Of course, Wikipedia has always operated as a non-profit organization, so it has not been subject to the financial pressures that might tempt it to stray from its founding mission of providing, not just large quantities of information, but also high quality information. The opposite has been true in the for-profit world of social media, where generating ever more clicks and ever more advertising dollars is an existential imperative. And thus, as we have seen, whatever noble social goals the owners of the major platform started out embracing, the drive to engage more users for longer stretches of time has led them to retool their algorithms in ways that generates multiple forms of positive feedback. And while positive feedback is not always bad—sometimes heartwarming or socially significant stories can go viral—positive feedback tends to be highly unstable and unpredictable. And in the case of social media, the unintended effect of last round of algorithmic changes has been to generate a dynamic shaped more like a mountain peak than a basin. In an inversion of the Wikipedian dynamic, that is, the peak now represents the information mainstream, with the valleys below forming the information fringe. As a result, even the user who starts out in the mainstream is just one push—just one provocative post—from being launched down a slippery slope toward a morass of disinformation and divisiveness.

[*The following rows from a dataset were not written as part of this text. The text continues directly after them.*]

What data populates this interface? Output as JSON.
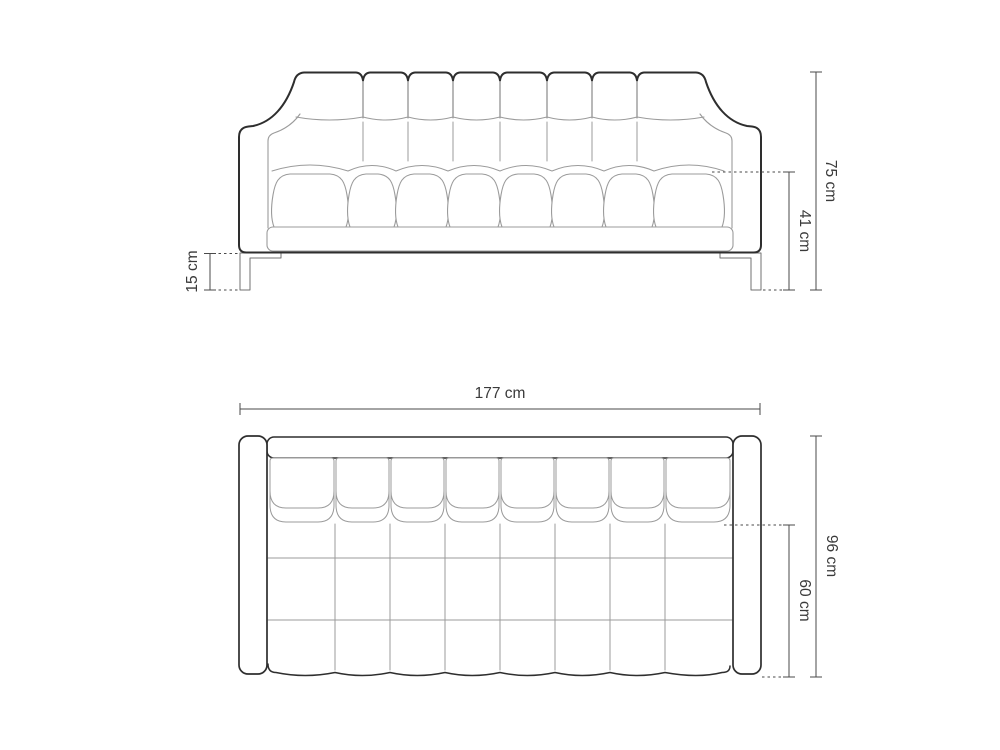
{
  "colors": {
    "outline": "#2e2e2e",
    "detail": "#9b9b9b",
    "detail_dark": "#707070",
    "dim": "#4a4a4a",
    "text": "#3a3a3a",
    "background": "#ffffff"
  },
  "front_view": {
    "overall_height": "75 cm",
    "seat_height": "41 cm",
    "leg_height": "15 cm"
  },
  "top_view": {
    "overall_width": "177 cm",
    "overall_depth": "96 cm",
    "seat_depth": "60 cm"
  }
}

In the realm of social media, therefore—at least over the past decade—the Silicon Valley ideology of “more information is better” has not been borne out by the facts. True, the drive to increase user engagement has driven up the total quantity of information shared on social media, thus producing to more clicks and advertising dollars. But the strategy the social media platforms have employed to drive up engagement has significantly eroded the quality of information made available in the public square, and this has led to many negative social outcomes, ranging from ethnic violence to vaccine skepticism to election denialism. What has been good for Facebook, YouTube, and Twitter (X) has not been good for the country or the world, as blasphemous as this pronouncement may sound in Silicon Valley.
So what can we do about this? How can we persuade the social media platforms to draw themselves back from their current course and adopt something more like the Wikipedia model in the interest of the public good? I don’t claim to know. I’m far from being an expert on social media, and the enormous amount of money involved makes it seem unlikely that any of us on the outside will be able influence the behavior of the social media giants. But if we can somehow convince Mark Zuckerberg or Elon Musk that the ideological ground upon which they claim to stand has collapsed beneath their feet, given the variety of feedback now driving their platforms, perhaps this will be a first step.